Hiatal Hernias and Acid Reflux

A hernia is caused when the muscle that holds an internal organ in place relaxes, allowing for movement of that organ, which can cause a multitude of problems, and in some cases, and inordinate amount of pain. The hiatal hernia, simply put, occurs when the stomach slides from the abdominal cavity partially into the chest cavity.

We know by now that what causes acid reflux is the failure of the valve, or the lower esophageal sphincter (LES) to close properly after food has been ingested, thereby allowing for the fluid to rise from the stomach into the esophagus. A hiatal hernia will weaken the LES, thereby making it more difficult for it to close properly, and thus allow for fluid to reflux out of the stomach.
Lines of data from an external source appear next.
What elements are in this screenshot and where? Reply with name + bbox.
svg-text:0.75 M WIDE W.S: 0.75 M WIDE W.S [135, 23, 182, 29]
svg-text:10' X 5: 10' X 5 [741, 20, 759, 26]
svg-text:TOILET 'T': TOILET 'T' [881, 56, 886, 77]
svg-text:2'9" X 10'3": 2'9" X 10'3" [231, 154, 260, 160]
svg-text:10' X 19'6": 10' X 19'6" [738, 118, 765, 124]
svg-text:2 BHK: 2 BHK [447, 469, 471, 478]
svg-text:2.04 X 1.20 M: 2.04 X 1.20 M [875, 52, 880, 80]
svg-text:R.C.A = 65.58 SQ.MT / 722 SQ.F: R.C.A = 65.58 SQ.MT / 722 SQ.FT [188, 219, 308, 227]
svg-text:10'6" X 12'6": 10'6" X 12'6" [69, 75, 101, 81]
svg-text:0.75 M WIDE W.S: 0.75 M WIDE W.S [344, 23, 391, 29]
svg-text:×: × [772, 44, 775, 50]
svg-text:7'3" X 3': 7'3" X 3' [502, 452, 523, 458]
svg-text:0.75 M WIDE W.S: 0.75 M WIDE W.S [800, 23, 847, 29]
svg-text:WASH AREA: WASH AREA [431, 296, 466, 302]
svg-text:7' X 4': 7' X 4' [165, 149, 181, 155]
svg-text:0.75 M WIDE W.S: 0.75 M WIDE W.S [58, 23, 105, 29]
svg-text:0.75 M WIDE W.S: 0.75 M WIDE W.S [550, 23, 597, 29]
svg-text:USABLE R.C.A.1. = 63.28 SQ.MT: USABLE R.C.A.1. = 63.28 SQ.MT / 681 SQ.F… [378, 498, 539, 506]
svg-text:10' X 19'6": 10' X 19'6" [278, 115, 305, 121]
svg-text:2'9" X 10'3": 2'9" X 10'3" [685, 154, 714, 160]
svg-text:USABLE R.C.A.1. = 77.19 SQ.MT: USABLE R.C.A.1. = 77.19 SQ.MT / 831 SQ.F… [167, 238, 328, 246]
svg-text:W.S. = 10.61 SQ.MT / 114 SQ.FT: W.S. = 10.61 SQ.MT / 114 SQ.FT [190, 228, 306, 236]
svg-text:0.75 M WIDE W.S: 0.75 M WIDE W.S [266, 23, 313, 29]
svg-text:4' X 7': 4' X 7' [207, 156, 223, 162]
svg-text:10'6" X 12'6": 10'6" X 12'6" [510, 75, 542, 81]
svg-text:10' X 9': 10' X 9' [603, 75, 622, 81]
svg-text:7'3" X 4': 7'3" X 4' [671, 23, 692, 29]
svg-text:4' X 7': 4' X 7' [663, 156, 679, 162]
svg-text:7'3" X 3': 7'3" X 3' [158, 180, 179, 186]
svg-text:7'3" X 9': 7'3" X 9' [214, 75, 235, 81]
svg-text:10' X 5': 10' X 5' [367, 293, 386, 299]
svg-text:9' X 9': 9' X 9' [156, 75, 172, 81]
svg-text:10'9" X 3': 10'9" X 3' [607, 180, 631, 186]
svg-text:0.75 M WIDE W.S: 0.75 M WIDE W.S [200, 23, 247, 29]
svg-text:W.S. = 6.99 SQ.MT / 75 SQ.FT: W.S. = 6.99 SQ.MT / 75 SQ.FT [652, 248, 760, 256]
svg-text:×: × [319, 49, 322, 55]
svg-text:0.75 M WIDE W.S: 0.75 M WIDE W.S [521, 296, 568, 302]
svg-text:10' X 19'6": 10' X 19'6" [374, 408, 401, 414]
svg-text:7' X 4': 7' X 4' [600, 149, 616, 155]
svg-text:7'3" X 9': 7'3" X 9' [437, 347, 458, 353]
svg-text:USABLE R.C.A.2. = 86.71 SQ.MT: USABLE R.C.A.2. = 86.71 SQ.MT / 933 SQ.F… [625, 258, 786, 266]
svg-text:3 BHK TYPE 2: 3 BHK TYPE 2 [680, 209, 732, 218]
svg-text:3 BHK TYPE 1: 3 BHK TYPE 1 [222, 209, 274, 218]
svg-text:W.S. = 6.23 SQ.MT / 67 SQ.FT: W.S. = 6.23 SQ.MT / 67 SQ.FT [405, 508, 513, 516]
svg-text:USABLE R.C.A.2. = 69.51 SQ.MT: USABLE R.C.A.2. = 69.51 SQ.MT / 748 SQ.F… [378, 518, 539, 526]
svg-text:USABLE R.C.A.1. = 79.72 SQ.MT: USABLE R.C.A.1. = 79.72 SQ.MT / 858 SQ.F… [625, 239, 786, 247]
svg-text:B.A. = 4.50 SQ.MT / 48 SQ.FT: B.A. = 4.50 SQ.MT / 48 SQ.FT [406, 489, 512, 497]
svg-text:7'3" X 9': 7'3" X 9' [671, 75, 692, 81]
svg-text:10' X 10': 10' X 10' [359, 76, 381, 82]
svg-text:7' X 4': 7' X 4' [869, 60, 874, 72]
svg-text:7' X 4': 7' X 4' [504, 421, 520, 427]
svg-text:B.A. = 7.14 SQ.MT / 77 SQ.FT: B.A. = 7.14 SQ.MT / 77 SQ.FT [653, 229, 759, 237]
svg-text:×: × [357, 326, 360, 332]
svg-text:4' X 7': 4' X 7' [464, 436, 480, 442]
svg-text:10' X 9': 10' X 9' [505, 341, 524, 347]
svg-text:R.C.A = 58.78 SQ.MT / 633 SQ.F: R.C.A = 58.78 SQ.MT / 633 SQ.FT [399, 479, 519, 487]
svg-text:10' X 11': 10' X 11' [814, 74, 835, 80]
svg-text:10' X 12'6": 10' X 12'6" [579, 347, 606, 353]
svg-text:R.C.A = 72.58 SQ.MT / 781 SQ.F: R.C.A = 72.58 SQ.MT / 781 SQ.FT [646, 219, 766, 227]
Although it is clear that there is a direct correlation between acid reflux and hiatal hernias (most people discover that they have a hiatal hernia when they get examined by their doctor for acid reflux), they are not necessarily always seen in tandem with each other. You may have GERD without having a hiatal hernia and vice versa.

Common causes of a hiatal hernia are; pregnancy, obesity, tight clothing around the abdomen, constipation, chronic coughing, strenuous weightlifting, or abdominal injury. Many people who have a hiatal hernia do not know because unlike other forms of hernia, the hiatal hernia does not show itself physically, i.e. there are no bumps or protrusions recognizable on the outside of the body. Generally, hiatal hernias are more common amongst people over fifty; it is very rare for a young adult or child to have this condition.

In order to alleviate, or to reduce the intensity of these symptoms, you should do the following;

– Eat smaller meals more frequently

– Avoid acidic or spicy food

– Do not eat before going to bed

– Avoid heavy lifting

– Avoid bending after heavy meals (which you won’t be having anyways, because you’ll be grazing instead!)

– Lose weight

– Quit smoking.

There are a variety of medications that you can take as well including antacids, proton pump inhibitors, and but the easiest, most effective way to decrease your symptoms is to alter your diet to include foods that are easily digestible and avoid those that stimulate flare ups.

Surgery in the vast majority of cases is extremely rare as most people with hiatal hernias continue to live a normal life without discomfort or additional problems. With that said, however, you never want to ignore an issue that is going on in your body and will probably want to address it. If you are having trouble swallowing, a sore throat, wheezing or coughing, or difficulty breathing, then you most certainly will want to consult your doctor.

While most specialists recommend that you make the lifestyle changes noted above rather than resorting to pharmaceuticals as the first line of defense, you definitely should make an appointment to see your doctor if you have any persistent symptoms.